During the summer, blokey went manic, went missing and then was found and sectioned for up to six months. Although this manicness (which was combined with excessive drinking) was frightening at times (to me) and embarrassing at others, there were also some great moments and we had a lot of fun together.
I also feel that this state was perhaps more real than the state in which blokey finds himself in now; dosed up on olanzapine, citalpram and depakote. He is sleeping a lot, is not motivated and is frightened of a lot of things: like how he will cope living on his own once he moves back to his flat, what he will do, and how he will make friends (he has been living in the area for less than 12 months). For someone who is so brilliant and intelligent, I find this new, quiet state frightening as well. I no longer need worry that he will get up in the middle of the night, get on a train somewhere, buy a tin of red paint then pour it down the drain, or that he will go missing for weeks, not tell anyone where he is, end up gettiing robbed and living on the streets because he is too afraid to go to the police, but I am now worried in other ways for him.

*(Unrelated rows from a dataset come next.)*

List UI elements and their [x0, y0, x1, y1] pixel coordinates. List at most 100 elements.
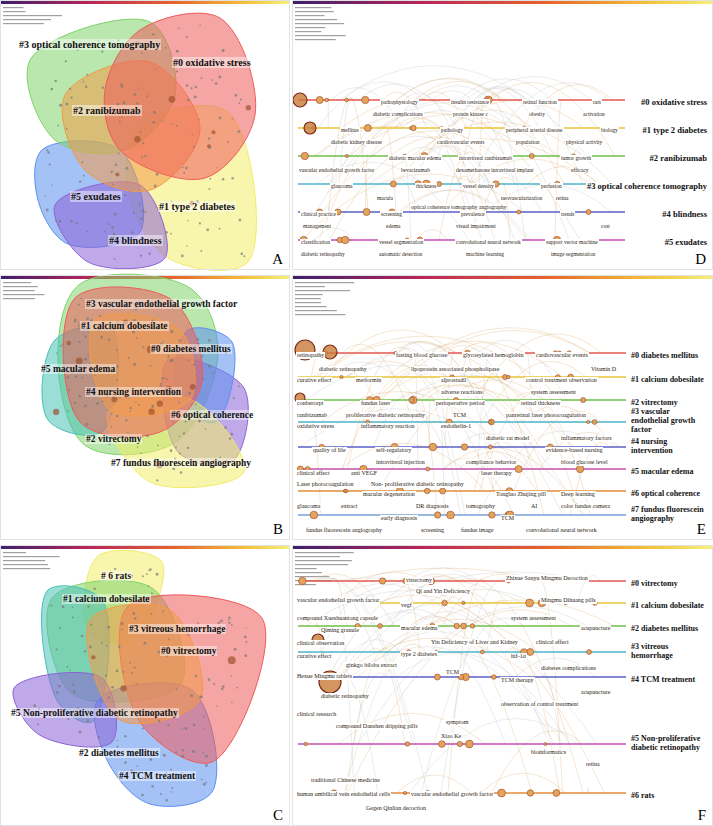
network-node [129, 662, 131, 664]
citation-arc [438, 88, 527, 156]
citation-arc [441, 578, 511, 793]
network-node [176, 50, 179, 53]
keyword-node [587, 420, 590, 423]
network-node [96, 402, 99, 405]
keyword-node [409, 397, 414, 402]
keyword-label: acupuncture [580, 625, 611, 632]
label-slot: vitrectomy [405, 568, 433, 586]
network-node [116, 670, 119, 673]
keyword-label: control treatment observation [525, 377, 598, 384]
keyword-node [429, 443, 437, 451]
cluster-timeline [298, 514, 626, 515]
network-node [205, 764, 208, 767]
citation-arc [311, 420, 321, 515]
network-node [50, 605, 52, 607]
keyword-label: machine learning [465, 251, 505, 257]
network-node [208, 678, 211, 681]
keyword-label: clinical effect [535, 639, 570, 646]
network-node [169, 96, 176, 103]
keyword-label: type 2 diabetes [400, 651, 438, 658]
network-node [136, 765, 138, 767]
network-node [116, 365, 118, 367]
network-node [153, 111, 156, 114]
network-node [146, 95, 148, 97]
network-node [54, 80, 57, 83]
network-node [185, 167, 188, 170]
keyword-label: protein kinase c [452, 111, 489, 117]
network-node [78, 322, 79, 323]
label-slot: diabetic rat model [485, 426, 530, 444]
citation-arc [539, 432, 619, 469]
network-node [86, 74, 88, 76]
network-node [132, 612, 135, 615]
cluster-label: #1 calcium dobesilate [80, 321, 169, 331]
keyword-label: early diagnosis [380, 515, 418, 522]
keyword-node [587, 650, 592, 655]
keyword-label: pathology [440, 127, 464, 133]
network-node [108, 223, 110, 225]
keyword-node [498, 789, 506, 797]
network-node [55, 220, 57, 222]
network-node [182, 167, 184, 169]
label-slot: system assessment [510, 606, 557, 624]
network-node [170, 233, 172, 235]
meta-line [3, 556, 60, 557]
network-node [121, 117, 122, 118]
network-node [90, 624, 92, 626]
network-node [53, 409, 59, 415]
network-node [230, 433, 233, 436]
cluster-label: #0 oxidative stress [172, 57, 252, 68]
citation-arc [312, 336, 563, 400]
network-node [231, 702, 233, 704]
network-node [67, 666, 69, 668]
label-slot: #1 calcium dobesilate [80, 315, 169, 333]
meta-line [295, 564, 348, 565]
keyword-label: curative effect [296, 377, 332, 384]
network-node [186, 36, 188, 38]
keyword-label: diabetic rat model [485, 435, 530, 442]
keyword-label: clinical research [296, 711, 337, 718]
citation-arc [318, 82, 425, 128]
label-slot: #3 vitreous hemorrhage [128, 618, 226, 636]
keyword-label: self-regulatory [375, 447, 412, 454]
network-node [228, 622, 230, 624]
network-node [160, 383, 162, 385]
keyword-label: inflammatory factors [560, 435, 612, 442]
citation-arc [410, 719, 578, 793]
network-node [187, 447, 189, 449]
keyword-node [470, 624, 475, 629]
network-node [136, 683, 138, 685]
network-node [167, 724, 169, 726]
cluster-label: #5 macular edema [40, 364, 116, 374]
network-node [121, 629, 123, 631]
keyword-node [553, 790, 560, 797]
citation-arc [319, 578, 427, 793]
network-node [171, 791, 173, 793]
network-node [231, 624, 233, 626]
keyword-node [434, 674, 440, 680]
network-node [151, 405, 154, 408]
network-node [188, 360, 190, 362]
network-node [148, 253, 150, 255]
network-node [69, 669, 71, 671]
network-node [78, 341, 80, 343]
network-node [213, 683, 215, 685]
label-slot: bioinformatics [530, 740, 567, 758]
network-node [203, 783, 206, 786]
network-node [199, 25, 200, 26]
meta-line [295, 15, 325, 16]
label-slot: #3 optical coherence tomography [18, 34, 161, 52]
label-slot: vessel segmentation [378, 230, 424, 248]
meta-line [3, 15, 62, 16]
network-node [131, 672, 133, 674]
keyword-label: obesity [528, 111, 546, 117]
citation-arc [338, 638, 531, 677]
network-node [124, 761, 127, 764]
network-node [181, 255, 184, 258]
label-slot: peripheral arterial disease [505, 118, 564, 136]
network-node [181, 728, 182, 729]
keyword-label: automatic detection [378, 251, 423, 257]
keyword-node [465, 740, 473, 748]
label-slot: fundus laser [360, 391, 391, 409]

Sometimes now, trying to make conversation with him is like talking to a brick wall, or talking to someone who is in a bubble and who only hears part of what you are saying. He'll say that he needs "things to do", then I suggest getting involved in volunteer projects for the arts - there is a lot of this sort of thing going on, as Liverpool will be Capital of Culture in 2008(!), so that he can go out and meet people and not be kind of stuck in his flat all the time, with not enough to do. He is on DLA, he is writing a book - but that is not enough, I don't think, to keep one happy and healthy. It didn't work before - so how is it going to work now? He has no friends and no self esteem. He is being idealistic and wants the book to be published. But what if it isn't? You can't put all your eggs in one basket - that way lies disappointment.
At some point, I think blokey will stop taking his medication. I think he will start going back to pubs and I think he will end up back in hospital. I don't want to think this, but because he seems so reluctant to look into the whys and wherefores of what is going on, then maybe this will happen. I feel like I can't talk to him about it. The question "Why are you in hospital?" is answered by "because I was sectioned". There is a reluctance to look into this further. When he says "I need things to do" and then I gently start to suggest stuff, and yes, I know this can be too much when you are depressed, I've been there myself, then he'll pick up a newspaper and find a crossword, or change the subject, or say "it's really time I started getting back to the hospital".
He doesn't seem to want to come near me physically either, and I find this hard to deal with. I don't know if talking about this with him will be a good idea or not. Sometimes we sit in silence and I am afraid to speak - in case I say the wrong thing - something "triggering". But I don't know what the "triggers" are.
A lot of you here on the MDF boards seem to have a good understanding of your condition, and while it is never pleasant, you seem to know yourselves - what your capacities and limitations are. I don't feel that blokey has this. I don't feel that he wants to admit to MD or mental health problems (although he did mention he had it the first time I met him) because I don't feel he wants to appear weak. It would be good if he could kind get to the stage where he can talk to me about this stuff because at the moment, everything is very unstable, we can't communicate and we can't move forward.
In short, we are stuck. Any ideas anyone?